In a burrow are several rooms. The tunnels are ten to twenty meters long and have a diameter of at least thirty centimeters.
The burrow is used by generations of badgers over a period of decades and expanded. She has three to ten entrances, which are ten to twenty meters apart.
They stay a lot in their burrow, in winter even more. They do not hibernate, but have a winter rest with a lot of sleep and lack of moving.
In a burrow five to eight adults live with their offspring that are born in January or February.
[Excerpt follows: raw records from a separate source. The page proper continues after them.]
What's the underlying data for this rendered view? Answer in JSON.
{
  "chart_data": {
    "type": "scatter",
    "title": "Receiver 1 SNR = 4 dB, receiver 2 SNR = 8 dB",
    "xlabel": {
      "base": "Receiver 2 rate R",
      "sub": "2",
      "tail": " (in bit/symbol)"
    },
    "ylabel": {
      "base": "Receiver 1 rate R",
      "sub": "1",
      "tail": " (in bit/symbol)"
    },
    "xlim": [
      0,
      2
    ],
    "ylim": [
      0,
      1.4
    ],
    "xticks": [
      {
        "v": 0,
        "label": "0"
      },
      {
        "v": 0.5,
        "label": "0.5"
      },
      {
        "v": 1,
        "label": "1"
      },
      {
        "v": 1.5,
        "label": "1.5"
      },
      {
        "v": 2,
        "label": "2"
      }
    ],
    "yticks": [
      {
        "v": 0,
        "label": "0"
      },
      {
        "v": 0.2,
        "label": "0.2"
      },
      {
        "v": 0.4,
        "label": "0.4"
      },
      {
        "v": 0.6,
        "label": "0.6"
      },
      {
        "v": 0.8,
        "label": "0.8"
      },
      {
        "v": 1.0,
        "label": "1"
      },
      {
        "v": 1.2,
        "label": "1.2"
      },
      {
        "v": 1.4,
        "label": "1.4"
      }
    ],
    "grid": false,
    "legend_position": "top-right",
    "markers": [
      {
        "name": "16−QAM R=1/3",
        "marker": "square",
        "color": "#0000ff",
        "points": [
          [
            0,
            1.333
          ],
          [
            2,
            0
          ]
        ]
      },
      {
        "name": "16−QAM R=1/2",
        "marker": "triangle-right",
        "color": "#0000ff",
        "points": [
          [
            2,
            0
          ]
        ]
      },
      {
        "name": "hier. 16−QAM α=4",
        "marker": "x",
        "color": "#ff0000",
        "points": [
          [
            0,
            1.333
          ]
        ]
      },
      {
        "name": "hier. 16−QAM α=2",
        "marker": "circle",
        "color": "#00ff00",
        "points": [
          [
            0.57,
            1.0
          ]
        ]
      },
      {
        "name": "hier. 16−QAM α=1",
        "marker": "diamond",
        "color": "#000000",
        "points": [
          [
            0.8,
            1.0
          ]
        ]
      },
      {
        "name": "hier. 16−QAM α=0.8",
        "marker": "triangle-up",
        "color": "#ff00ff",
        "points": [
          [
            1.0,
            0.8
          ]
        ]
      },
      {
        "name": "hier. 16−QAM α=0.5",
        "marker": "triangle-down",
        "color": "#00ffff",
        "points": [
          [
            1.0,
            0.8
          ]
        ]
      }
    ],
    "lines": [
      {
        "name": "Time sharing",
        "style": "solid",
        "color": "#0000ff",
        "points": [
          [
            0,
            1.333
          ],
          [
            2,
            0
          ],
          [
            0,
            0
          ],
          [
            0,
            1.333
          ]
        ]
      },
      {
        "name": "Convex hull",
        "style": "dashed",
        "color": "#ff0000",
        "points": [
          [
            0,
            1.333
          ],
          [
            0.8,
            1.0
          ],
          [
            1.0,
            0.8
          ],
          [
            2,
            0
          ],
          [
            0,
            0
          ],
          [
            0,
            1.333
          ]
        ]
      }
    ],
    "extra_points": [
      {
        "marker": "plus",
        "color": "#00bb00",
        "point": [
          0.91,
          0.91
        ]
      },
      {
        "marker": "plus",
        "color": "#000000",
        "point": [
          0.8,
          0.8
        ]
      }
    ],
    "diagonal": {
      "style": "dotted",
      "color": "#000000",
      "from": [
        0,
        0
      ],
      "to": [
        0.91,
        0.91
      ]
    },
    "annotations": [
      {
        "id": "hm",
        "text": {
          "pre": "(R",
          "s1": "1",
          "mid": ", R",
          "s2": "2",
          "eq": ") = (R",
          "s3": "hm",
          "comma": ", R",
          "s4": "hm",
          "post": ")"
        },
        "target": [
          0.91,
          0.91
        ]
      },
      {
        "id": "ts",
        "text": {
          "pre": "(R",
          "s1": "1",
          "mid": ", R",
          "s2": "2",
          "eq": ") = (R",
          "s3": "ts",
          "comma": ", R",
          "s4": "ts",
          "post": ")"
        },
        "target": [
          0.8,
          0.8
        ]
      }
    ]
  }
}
Each farrow a badger female receives a five newborns.
Sometimes rabbit or fox are staying in the same tunnels.
Not far from the main burrow is usually a second burrow, which they often use in the summer as a kind of retreat.
Latrines (holes of approximately 10cm) are sometimes close to the entrances, but mostly as markings for the territory borders.
For decades, badgers were contested as pests.
In South Limburg was until 1960 badger meat sold on the street and even more recent would secretly still jars with badgers fat with supposed medicinal properties against many miners ailments have been for sale.
In France are still badger setts excavated, there are even competitions (concours de deterrage de blaireaux) organized in digging badgers.
In recent years there has been a recovery of the badger population by their protection. However, still many die as road kill. (In 2008, in South Limburg a copy of up to 22 kg!)